Дальше на чертеже красовались две неразборчивые надписи: у островерхой сопки, около круглого озера, в стороне от Анюя, и у виски — протоки, соединяющей озеро с Анюем, Прочесть их удалось с большим трудом.

«Серебряная гора» — значилось у нарисованной сопки. «Курья» — называлась виска. Только сейчас я понял всю важность этих надписей, Ведь в грамоте тоже упоминалась Серебряная гора, но мы с Костей вначале не обратили внимания на странное название.

Я вытащил планшетку и прочел загадочные строк»: «…а Серебряная гора около Чюн дона стоит, томарби руду отстреливают, а в дресьве серебро подбирают…

— Послушай, Илья, где река Чюн дон течет?

Эвен перестал сосать трубочку. В его глазах мелькнули знакомые смешливые искорки.

— Однако, с тобой верхом едем. Давно юкагир Анюй звали Чюн дон, поняла?

Вот в чем дело! Оказывается, мы плыли по реке, которая не раз упоминалась в челобитных землепроходцев, искавших неведомую Серебряную гору.

Эта загадочная история всегда манила исследователей. В архивах сохранилось несколько интереснейших челобитных. Землепроходцы, открывшие за несколько лет до Дежнева Индигирку и Алазею, сообщали, что на какой то реке, впадающей в море восточнее Колымы, есть гора с большими запасами серебра.

Сличая разные челобитные, историки пришли к выводу, что гора с самородным серебром, по видимому, находится в долине реки Баранихи, впадающей В Полярное море восточнее Колымы и верховьями сближающейся с Анюем. Геологи, изучавшие этот район, никакой Серебряной горы не обнаружили.

В двадцатых годах нашего века на Анадыре записал» рассказ чукчей о серебряной сопке у озера, где то за Главным водоразделом.

Я рассказал обо всем этом Илье и спросил, не знает ли он, где находится такая гора.

Старик молчал, о чем то раздумывая, и наконец ответил:

— Денежный сопка далеко кругом нету; есть, однако» Каменный яр, старики молодая была, белые камни стрелами отбивала…

Бросив рулевое бревно, я схватился за планшетку.

Неужели нам посчастливилось напасть на след легендарной сопки?

Эвен между тем преспокойно продолжал, что Каменный яр находится между Анюем и Омолоном у озера, соединяющегося с Анюем безымянной рекой. Все приметы сходились с картой землепроходца!

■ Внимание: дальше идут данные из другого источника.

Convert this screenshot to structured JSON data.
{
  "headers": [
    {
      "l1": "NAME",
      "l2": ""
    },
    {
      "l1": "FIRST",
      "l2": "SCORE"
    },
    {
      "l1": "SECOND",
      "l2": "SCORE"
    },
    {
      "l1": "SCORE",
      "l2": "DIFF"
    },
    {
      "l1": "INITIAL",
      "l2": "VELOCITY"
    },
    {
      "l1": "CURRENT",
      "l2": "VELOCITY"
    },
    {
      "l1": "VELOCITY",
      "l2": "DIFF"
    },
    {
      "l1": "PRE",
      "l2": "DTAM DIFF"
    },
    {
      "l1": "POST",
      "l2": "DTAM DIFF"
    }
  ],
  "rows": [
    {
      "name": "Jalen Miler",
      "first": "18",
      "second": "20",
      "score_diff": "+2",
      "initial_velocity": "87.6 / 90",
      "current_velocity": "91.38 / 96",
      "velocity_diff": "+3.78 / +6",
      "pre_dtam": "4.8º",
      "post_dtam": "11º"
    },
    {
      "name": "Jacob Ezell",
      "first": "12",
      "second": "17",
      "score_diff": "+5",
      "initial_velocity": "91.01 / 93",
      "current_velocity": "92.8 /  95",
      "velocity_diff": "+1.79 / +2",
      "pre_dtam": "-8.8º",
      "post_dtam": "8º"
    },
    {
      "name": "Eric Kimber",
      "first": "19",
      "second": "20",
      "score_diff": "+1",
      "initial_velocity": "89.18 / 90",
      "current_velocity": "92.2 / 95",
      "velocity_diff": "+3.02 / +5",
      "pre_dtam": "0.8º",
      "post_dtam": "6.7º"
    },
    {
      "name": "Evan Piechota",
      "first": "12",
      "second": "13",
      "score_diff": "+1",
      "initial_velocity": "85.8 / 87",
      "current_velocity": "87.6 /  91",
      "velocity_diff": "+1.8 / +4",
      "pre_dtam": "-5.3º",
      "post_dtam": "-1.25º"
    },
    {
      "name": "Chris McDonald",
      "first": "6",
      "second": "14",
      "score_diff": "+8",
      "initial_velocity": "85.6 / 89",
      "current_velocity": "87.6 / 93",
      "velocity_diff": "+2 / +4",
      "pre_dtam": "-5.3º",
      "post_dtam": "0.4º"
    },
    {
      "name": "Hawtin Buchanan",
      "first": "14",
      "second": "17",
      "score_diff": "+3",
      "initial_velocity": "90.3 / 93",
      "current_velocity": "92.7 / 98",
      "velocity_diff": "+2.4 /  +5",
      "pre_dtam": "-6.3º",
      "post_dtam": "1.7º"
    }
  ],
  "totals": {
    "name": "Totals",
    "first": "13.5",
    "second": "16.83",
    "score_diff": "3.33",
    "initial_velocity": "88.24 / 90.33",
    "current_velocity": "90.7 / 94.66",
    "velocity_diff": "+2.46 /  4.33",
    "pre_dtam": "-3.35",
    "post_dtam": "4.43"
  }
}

Сведения о Серебряном яре близ устья реки, впадающей в море восточнее Колымы, землепроходцы получили от плененных на Алазее колымских князя Порочи и юкагирского шамана. Может быть, ограждая свой край от вторжения иноземцев, аманаты, сговорившись, неверно указали на допросах местоположение Серебряной горы — на землю наттов, приморских зверобоев, издавна враждовавших с колымскими юкагирами? Что если во время исследования пастбищ попытаться достигнуть Серебряной сопки?

Далекий гул встревожил Илью. Он вскочил, склонил голову набок, прислушался:

— Перекат близко… Тарабаганы ленивые, почему к берегу плот не чалили?!

Мы заговорились и потеряли счет времени. А между тем течение убыстрялось, мутная река мчалась теперь сплошным потоком, покрываясь мраморным рисунком пены.

Впереди, за островами, русло сужалось, сдавленное скалами. Нельзя было терять ни секунды. Повиснув на мокром бревне, мы старались направить плот к берегу. Но все наши попытки были напрасными. Поток цепко держал треугольный плот и все быстрее гнал к ревущему порогу.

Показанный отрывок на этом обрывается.